No contexto asiático, vemos surgir as teorias de um sistema de relações internacionais pós-ocidental, no contexto dos países do hemisfério sul, vem ao de cima a teoria do Sul Global, numa demonstração clara que os padrões de hegemonia gizados a partir do mundo ocidental se mostram agora insuficientes para a explicação da ação destes poderes emergentes.
Mas não só. O fortalecimento de entendimento no seio dos BRICS (originariamente Brasil, Rússia, Índia, China e África do Sul) e da sua vontade de alargamento a outros estados, a estabilização de organizações internacionais fora do sistema das Nações Unidas e até alternativas ao Consenso de Washington levam a crer que, de facto, está à espreita uma nova ordem internacional.

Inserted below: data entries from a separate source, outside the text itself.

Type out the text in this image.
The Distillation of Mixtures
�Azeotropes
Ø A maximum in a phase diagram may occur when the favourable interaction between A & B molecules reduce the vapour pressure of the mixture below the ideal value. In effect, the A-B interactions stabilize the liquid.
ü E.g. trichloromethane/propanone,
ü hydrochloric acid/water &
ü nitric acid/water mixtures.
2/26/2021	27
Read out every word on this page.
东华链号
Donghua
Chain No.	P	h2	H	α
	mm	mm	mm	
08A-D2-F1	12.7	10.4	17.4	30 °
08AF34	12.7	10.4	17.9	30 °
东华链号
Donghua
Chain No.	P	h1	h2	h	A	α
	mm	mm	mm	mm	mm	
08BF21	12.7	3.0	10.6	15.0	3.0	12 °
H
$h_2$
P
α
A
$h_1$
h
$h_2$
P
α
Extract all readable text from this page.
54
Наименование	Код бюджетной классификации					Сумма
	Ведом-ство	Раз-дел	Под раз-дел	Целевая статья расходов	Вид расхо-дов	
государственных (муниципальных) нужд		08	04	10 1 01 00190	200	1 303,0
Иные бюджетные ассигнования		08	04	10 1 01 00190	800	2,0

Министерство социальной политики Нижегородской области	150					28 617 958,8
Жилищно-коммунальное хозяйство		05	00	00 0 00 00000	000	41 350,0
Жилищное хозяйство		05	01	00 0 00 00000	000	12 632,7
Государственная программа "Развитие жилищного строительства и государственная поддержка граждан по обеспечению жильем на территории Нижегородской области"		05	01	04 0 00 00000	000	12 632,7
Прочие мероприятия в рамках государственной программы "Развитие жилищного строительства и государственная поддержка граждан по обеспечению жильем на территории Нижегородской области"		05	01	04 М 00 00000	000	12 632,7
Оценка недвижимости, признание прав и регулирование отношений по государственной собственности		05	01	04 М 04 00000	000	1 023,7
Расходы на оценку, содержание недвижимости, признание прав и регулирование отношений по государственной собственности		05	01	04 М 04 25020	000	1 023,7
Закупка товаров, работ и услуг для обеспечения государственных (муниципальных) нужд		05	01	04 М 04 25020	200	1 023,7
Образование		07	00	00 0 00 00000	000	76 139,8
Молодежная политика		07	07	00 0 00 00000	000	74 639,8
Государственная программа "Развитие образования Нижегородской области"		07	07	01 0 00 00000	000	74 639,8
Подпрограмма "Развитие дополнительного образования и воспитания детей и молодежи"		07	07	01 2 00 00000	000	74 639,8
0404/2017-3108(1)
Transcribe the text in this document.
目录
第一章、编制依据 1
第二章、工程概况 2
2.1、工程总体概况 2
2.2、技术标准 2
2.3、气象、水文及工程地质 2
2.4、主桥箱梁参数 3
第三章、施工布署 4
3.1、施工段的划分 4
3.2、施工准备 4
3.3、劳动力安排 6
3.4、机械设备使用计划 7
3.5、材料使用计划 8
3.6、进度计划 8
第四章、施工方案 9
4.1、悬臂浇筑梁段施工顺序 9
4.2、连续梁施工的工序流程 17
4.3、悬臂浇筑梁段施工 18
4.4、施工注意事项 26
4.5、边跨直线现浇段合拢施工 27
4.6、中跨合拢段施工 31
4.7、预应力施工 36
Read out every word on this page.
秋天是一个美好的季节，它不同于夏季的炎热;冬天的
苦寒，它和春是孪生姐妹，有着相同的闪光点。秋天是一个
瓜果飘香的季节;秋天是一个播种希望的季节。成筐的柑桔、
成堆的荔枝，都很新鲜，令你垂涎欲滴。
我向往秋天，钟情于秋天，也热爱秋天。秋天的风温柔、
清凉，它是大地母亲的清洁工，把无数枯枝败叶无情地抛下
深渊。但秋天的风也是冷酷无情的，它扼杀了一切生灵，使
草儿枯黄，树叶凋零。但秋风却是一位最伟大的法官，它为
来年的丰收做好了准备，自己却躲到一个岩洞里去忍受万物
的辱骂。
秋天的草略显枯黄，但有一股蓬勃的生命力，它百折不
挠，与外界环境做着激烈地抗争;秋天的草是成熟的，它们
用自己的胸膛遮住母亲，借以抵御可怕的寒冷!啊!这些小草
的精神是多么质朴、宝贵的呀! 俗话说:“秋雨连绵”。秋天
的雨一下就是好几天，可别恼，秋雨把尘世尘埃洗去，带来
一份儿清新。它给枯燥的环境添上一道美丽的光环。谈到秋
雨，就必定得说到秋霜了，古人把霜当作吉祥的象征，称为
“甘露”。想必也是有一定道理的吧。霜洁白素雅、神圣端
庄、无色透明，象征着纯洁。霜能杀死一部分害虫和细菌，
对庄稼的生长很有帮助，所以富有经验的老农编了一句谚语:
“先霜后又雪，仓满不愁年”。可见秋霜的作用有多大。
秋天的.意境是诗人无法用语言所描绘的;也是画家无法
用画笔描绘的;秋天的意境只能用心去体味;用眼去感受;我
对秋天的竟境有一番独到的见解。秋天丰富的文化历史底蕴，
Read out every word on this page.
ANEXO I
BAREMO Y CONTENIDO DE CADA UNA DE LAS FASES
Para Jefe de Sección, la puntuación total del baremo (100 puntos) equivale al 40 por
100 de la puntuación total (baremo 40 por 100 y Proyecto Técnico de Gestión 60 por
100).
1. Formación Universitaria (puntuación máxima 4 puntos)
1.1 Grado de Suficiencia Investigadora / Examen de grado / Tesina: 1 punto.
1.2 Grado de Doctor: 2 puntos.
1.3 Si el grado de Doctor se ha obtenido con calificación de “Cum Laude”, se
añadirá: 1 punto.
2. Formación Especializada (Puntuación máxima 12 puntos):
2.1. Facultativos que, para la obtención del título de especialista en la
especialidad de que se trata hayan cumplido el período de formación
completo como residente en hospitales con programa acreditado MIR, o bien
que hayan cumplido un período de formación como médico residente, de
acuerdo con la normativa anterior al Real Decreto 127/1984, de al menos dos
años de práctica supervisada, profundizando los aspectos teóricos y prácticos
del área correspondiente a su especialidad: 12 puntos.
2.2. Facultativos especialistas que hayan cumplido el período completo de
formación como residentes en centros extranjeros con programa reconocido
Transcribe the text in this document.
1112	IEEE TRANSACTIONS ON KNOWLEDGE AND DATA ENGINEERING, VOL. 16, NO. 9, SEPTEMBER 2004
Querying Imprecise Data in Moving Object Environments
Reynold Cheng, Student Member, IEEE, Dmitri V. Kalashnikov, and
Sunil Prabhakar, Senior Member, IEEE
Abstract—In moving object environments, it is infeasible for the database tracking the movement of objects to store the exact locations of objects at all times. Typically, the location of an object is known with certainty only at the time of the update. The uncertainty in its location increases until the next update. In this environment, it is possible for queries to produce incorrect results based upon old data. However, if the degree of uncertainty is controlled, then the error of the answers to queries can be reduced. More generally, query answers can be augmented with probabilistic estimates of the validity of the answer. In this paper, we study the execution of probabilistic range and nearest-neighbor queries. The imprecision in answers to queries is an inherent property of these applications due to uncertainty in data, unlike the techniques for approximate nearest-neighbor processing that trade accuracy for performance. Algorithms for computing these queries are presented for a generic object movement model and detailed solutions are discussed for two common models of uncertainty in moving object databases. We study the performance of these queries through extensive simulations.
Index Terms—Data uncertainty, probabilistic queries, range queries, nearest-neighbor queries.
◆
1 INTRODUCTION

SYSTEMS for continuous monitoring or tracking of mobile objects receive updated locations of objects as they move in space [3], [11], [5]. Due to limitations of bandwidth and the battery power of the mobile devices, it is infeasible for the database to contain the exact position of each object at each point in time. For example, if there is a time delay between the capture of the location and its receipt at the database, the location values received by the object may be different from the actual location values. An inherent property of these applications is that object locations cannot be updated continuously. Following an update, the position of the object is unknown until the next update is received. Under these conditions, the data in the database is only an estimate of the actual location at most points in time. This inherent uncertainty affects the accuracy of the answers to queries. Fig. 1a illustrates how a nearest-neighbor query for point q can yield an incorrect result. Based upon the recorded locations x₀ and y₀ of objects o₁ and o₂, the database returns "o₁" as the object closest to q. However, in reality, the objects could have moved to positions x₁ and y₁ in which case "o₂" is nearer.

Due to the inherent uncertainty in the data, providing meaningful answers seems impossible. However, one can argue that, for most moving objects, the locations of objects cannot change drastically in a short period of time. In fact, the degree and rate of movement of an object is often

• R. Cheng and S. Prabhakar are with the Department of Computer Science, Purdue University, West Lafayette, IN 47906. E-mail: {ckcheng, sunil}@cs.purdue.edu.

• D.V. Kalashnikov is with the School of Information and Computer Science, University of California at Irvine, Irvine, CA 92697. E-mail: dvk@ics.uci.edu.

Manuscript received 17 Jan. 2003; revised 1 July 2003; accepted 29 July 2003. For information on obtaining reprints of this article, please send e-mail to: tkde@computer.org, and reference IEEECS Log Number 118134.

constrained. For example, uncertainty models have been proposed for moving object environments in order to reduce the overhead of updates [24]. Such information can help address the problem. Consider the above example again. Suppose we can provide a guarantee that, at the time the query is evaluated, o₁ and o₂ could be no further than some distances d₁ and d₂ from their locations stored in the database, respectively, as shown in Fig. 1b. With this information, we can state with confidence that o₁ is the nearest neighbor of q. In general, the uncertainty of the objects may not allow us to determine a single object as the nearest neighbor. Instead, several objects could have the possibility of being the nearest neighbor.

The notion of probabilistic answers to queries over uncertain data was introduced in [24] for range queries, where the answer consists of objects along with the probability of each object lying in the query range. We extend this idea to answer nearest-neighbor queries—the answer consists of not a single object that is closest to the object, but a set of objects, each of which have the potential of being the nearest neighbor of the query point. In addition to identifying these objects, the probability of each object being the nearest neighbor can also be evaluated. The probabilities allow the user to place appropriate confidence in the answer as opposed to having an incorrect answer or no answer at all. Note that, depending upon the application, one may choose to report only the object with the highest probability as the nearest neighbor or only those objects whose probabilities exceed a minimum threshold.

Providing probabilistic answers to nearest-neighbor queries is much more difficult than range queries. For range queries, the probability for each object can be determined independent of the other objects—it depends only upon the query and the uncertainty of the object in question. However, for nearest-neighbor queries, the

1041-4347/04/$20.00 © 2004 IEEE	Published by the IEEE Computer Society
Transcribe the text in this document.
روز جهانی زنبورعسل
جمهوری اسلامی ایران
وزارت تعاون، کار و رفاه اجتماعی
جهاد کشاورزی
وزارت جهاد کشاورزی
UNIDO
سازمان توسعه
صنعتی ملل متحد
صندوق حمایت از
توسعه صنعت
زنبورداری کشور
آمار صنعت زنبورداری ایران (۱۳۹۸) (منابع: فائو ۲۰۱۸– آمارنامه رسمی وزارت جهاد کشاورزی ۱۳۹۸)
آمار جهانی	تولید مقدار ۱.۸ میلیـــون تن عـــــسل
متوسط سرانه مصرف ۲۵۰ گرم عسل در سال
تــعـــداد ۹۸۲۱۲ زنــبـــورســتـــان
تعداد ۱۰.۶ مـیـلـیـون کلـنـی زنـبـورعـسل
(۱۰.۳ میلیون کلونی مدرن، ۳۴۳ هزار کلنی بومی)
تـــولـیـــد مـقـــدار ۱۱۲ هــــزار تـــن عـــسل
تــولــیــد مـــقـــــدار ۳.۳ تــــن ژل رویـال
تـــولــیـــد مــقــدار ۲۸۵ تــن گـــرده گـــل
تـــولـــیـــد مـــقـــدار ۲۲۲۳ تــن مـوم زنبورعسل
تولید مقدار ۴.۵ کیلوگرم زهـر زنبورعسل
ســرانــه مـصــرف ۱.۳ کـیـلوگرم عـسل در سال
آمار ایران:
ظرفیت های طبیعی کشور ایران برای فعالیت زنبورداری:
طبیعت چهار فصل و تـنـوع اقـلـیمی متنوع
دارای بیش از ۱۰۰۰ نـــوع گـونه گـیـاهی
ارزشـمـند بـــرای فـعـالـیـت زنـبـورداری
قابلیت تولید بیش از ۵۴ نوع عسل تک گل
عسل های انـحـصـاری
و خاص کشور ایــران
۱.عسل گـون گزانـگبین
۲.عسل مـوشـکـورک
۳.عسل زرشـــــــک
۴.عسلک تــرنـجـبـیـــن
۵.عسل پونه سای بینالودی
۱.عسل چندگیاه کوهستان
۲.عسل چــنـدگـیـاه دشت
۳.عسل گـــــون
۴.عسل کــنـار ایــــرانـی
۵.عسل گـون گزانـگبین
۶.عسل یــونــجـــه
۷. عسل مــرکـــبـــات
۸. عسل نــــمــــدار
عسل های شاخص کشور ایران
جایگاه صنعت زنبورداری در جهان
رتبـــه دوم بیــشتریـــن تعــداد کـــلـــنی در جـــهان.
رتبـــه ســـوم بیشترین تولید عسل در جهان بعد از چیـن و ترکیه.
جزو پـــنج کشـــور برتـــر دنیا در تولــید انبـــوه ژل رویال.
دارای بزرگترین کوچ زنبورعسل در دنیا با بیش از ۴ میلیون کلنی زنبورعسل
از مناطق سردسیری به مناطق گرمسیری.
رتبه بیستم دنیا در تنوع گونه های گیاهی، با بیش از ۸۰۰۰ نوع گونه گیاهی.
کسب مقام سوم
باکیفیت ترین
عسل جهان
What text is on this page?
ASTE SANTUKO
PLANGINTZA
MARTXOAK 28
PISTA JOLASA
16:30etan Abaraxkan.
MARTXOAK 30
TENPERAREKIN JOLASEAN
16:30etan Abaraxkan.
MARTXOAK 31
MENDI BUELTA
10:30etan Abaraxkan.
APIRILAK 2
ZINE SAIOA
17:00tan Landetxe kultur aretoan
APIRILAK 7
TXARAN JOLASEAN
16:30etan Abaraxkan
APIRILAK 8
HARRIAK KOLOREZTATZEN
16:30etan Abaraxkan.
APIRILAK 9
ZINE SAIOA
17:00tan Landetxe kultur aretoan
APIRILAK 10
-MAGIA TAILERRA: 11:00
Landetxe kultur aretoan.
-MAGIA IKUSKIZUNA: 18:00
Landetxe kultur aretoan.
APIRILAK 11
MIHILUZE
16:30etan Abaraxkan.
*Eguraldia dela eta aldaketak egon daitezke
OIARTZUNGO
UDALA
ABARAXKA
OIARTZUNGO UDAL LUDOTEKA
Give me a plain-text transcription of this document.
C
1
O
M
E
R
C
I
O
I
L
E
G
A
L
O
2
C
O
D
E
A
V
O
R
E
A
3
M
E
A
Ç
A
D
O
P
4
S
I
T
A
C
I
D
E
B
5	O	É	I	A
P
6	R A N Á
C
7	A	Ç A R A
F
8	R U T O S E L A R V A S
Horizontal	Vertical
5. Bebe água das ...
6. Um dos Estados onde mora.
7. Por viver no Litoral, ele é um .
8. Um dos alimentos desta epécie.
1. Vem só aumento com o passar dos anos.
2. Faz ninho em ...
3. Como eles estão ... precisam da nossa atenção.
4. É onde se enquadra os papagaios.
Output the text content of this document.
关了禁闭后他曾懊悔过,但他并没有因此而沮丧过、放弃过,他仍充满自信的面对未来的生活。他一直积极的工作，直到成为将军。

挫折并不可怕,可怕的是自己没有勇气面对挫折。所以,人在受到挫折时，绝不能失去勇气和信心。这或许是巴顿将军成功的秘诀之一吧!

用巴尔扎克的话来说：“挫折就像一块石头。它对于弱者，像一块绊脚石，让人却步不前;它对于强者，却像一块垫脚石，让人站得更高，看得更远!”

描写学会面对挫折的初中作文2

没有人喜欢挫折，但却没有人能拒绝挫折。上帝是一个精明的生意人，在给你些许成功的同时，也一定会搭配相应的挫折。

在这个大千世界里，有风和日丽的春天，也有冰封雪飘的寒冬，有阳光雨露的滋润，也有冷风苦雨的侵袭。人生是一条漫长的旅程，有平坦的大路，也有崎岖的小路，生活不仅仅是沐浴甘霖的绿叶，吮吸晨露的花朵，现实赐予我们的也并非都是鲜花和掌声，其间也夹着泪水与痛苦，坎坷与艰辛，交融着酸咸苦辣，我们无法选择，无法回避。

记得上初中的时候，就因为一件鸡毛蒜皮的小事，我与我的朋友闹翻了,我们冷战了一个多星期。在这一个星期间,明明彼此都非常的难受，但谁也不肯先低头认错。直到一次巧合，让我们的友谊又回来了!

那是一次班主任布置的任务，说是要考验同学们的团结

Contudo, ainda durante a Segunda Guerra Mundial também se refletiu sobre uma Nova Ordem Mundial que de facto singrou. Mas, também se pensou nas causas da guerra e nas formas que uma solução poderia assumir. A reedição do livro de H.G. Wells (1866-1046), exatamente intitulado “A Nova Ordem Mundial”, editado pela primeira vez em 1940, e agora reeditado pela D. Quixote, representa bem a corrente de intelectuais que pensou na governação global como solução provável para os conflitos de interesse das nações que, em geral, desembocavam em tensões que degeneravam em conflitos.
A atualidade do seu livro não vem só pelas supostas comparações que podemos estabelecer entre o período atual e o período ali tratado. A contemporaneidade do pensamento de Wells vem igualmente da identificação das causas dos conflitos, em sociedades onde prevalece o domínio dos interesses financeiros na economia e até na política e pela sobre-exploração dos recursos naturais, usados de forma abusiva por sistemas produtivos que pouco ou nada se preocupavam com o seu desgaste.
Não estará esta reflexão perfeitamente adequada aos tempos que vivemos?
Em troca Wells propõe uma ordem mundial baseada no entendimento para a gestão de recursos potencialmente conflituosos, apesar da manutenção das identidades nacionais. Vai um pouco mais longe e propõe que se generalize a educação ao mundo colonizado para que este se possa autonomizar, reconhecendo capacidades iguais aos povos colonizados, se sujeitos a igual educação.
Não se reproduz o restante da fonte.